Jogo da vida à parte, no tabuleiro dos direitos humanos, espero muito de Silvio Almeida. Ele será o centroavante de uma mudança que não se pode mais adiar, suposto que a maior pauta da esquerda, hoje, não é a inclusão per si, e sim a inclusão que é antirracista, na medida em que incluir, hoje, não se basta em inserir em contexto tal, mas sim lutar à morte contra práticas racistas que diminuem nossas circunstâncias, ao tempo em que esgarçam nossa maledicência.

Sei que há muita gente se incomodando com que este pequeno escriba esgrime por aqui, mas não vou desviar do foco que Silvio Almeida traçou: "Vocês existem e são importantes para nós". E, se não for assim, troquem de igreja (qualquer que seja a matriz religiosa) e busquem por padres e pastores de verdade, cujo enfoque é antirracista e não passador de pano.

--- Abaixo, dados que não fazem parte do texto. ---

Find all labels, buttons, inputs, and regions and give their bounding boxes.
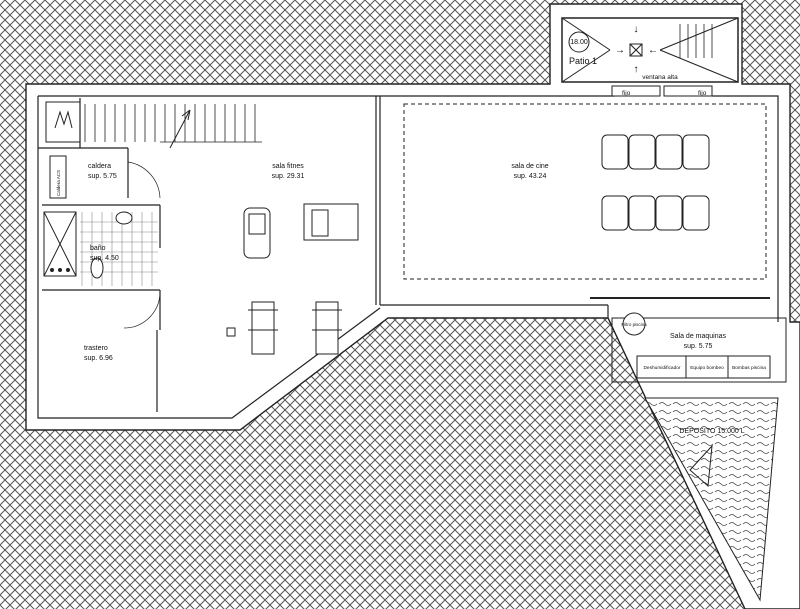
patio-window-label: ventana alta (642, 74, 678, 81)
patio-level: 18.00 (570, 39, 588, 46)
dehumidifier-label: Deshumidificador (643, 365, 680, 371)
svg-text:←: ← (648, 45, 658, 56)
caldera-name: caldera (88, 163, 111, 170)
storage-name: trastero (84, 345, 108, 352)
patio-label: Patio 1 (569, 56, 597, 66)
shower-icon (43, 211, 77, 277)
fitness-name: sala fitnes (272, 163, 304, 170)
fitness-area: sup. 29.31 (272, 173, 305, 180)
window-fijo-right (663, 85, 713, 97)
bathroom-name: baño (90, 245, 106, 252)
deposit-access-icon (689, 444, 713, 488)
sink-icon (115, 211, 133, 225)
bathroom-area: sup. 4.50 (90, 255, 119, 262)
bathroom-tiles (80, 212, 158, 286)
machine-room-name: Sala de maquinas (670, 333, 727, 340)
storage-area: sup. 6.96 (84, 355, 113, 362)
boiler-icon (45, 101, 81, 143)
caldera-acs-box (49, 155, 67, 199)
machine-room-area: sup. 5.75 (684, 343, 713, 350)
deposit-label: DEPOSITO 15.000 L (679, 428, 744, 435)
toilet-icon (90, 257, 104, 279)
pump-equipment-label: Equipo bombeo (690, 365, 724, 371)
pool-pumps-box (727, 355, 771, 379)
pool-filter-label: Filtro piscina (621, 322, 647, 327)
outer-walls (37, 95, 779, 419)
window-fijo-left (611, 85, 661, 97)
window-left-label: fijo (622, 90, 631, 97)
deposit-area (644, 397, 779, 602)
cinema-name: sala de cine (511, 163, 548, 170)
machine-room-walls (611, 317, 787, 383)
cinema-seats (601, 134, 710, 231)
caldera-area: sup. 5.75 (88, 173, 117, 180)
stair-arrow-icon (169, 109, 191, 149)
svg-text:↑: ↑ (634, 64, 639, 75)
cinema-area: sup. 43.24 (514, 173, 547, 180)
gym-equipment (226, 203, 359, 355)
svg-text:↓: ↓ (634, 24, 639, 35)
patio-1: ↓ ↑ → ← (561, 17, 739, 83)
pool-filter-icon (622, 312, 646, 336)
staircase (84, 104, 262, 143)
window-right-label: fijo (698, 90, 707, 97)
caldera-acs-label: Caldera ACS (56, 170, 61, 196)
svg-text:→: → (615, 45, 625, 56)
pool-pumps-label: Bombas piscina (732, 365, 766, 371)
cinema-dashed-area (403, 103, 767, 280)
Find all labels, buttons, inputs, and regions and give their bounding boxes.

Não sendo assim, troquem de mercado, troquem de bar, de restaurante, de emprego, de casa, de comunidade. Troquem de esposa e marido. Troquem de amigos, de conhecidos. Troquem de jornais, de revistas.

Eduquem melhor (para não ter que trocar) os filhos e, por favor: não leiam autoajuda – isso é uma metáfora de imbecilização que só racista merece, se é que racista merece qualquer coisa que não desprezo e a lata de lixo da história. Literatura é Machado, Camões, Drumond, Pessoa, Clarice, Florbela, Silvia Plath...

Ler é viver, conhecer, descobrir. Assim, ao buscar conhecimento, o homem se liberta dos grilhões históricos que prendem a questão racial ao mais profundo de nosso inconsciente e persiste a explorar uma cor em detrimento da vida. Viver é conviver e conviver é amar (saudade Pai!).

Ave Silvio Almeida! Os que anseiam viver em plenitude lhe saúdam e aguardam uma forte consideração antirracista na pasta dos Direitos Humanos.